Essentials for the amplification of electromagnetic radiation

4.2 Essentials for the amplification of electromagnetic radiation

We now investigate a system of atoms in a cavity.
Question: At which conditions do we find an amplification of radiation?
Answer: When the number of emissions is larger than the number of absorption’s! i.e.

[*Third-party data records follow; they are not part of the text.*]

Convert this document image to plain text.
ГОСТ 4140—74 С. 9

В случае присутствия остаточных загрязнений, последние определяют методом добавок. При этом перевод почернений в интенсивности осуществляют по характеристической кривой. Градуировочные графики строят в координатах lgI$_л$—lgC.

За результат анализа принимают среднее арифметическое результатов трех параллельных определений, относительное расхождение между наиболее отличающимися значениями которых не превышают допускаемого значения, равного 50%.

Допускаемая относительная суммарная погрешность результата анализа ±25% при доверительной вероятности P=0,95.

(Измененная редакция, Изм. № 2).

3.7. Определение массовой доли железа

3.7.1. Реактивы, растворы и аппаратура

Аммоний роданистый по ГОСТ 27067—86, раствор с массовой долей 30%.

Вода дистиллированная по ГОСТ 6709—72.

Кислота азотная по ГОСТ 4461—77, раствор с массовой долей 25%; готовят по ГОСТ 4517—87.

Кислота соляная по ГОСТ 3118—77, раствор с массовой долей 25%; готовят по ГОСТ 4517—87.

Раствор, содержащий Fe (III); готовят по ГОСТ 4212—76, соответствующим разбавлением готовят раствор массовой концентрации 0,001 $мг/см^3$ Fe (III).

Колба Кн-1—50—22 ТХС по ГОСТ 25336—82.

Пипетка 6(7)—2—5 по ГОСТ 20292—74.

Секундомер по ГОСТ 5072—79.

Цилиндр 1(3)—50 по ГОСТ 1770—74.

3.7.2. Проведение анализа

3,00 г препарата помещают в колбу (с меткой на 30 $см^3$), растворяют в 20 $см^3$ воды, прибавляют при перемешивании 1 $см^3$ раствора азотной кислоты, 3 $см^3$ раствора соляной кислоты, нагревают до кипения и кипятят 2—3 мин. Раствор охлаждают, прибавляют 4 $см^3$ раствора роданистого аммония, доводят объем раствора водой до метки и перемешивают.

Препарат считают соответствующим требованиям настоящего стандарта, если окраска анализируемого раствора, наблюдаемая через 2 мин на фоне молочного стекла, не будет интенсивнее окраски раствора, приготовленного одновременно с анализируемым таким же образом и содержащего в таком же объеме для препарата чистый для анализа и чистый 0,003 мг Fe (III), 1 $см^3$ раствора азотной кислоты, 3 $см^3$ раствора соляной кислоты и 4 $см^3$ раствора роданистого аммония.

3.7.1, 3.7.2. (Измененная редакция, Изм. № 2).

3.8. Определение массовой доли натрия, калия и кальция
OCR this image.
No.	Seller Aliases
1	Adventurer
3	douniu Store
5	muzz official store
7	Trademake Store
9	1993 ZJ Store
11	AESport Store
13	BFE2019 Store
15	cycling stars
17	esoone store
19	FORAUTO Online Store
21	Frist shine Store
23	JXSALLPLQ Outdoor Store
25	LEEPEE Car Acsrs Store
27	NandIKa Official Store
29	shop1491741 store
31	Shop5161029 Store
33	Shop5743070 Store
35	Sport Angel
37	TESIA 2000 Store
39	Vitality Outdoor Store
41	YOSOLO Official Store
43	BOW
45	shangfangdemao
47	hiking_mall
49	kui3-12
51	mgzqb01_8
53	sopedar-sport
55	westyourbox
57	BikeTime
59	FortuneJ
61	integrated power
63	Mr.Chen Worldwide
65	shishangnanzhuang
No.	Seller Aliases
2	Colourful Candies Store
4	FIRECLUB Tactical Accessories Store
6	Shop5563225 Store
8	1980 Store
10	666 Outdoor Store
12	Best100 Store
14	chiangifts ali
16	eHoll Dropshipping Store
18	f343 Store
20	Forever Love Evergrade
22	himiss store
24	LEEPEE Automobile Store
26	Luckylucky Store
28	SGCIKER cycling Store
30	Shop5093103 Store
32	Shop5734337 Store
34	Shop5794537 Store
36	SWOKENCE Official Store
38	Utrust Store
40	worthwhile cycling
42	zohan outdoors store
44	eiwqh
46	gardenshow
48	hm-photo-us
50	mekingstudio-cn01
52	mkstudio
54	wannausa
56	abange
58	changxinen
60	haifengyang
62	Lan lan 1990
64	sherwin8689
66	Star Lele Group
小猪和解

\begin{equation*} \frac{N_2 B_{21} \varrho(\omega) + N_2 A_{21}}{N_1 B_{12} \varrho(\omega)} = \frac{N_2}{N_1}\left(1 + \frac{A_{21}}{B_{12}\varrho(\omega)}\right) \gt 1 \qquad . \end{equation*}

(4.19)

Independent of \(\varrho(\omega)\) we get this condition if

\begin{equation*} N_2 \gt N_1 \qquad . \end{equation*}

(4.20)

This is a direct consequence of

\begin{equation*} B_{12} = B_{21} \qquad . \end{equation*}

(4.21)

For thermodynamic equilibrium we find at room temperature with \(\hbar \omega \approx 2\)eV

\begin{equation*} \frac{N_2}{N_1}=\exp\left(-\frac{\hbar \omega}{k T} \right) \approx 10^{-34} \end{equation*}

(4.22)

The condition \(N_2 \gt N_1\) is called inversion.
Only for systems far from thermodynamic equilibrium this inversion state can exist.
\(N_2 \gt N_1\) corresponds to a negative temperature.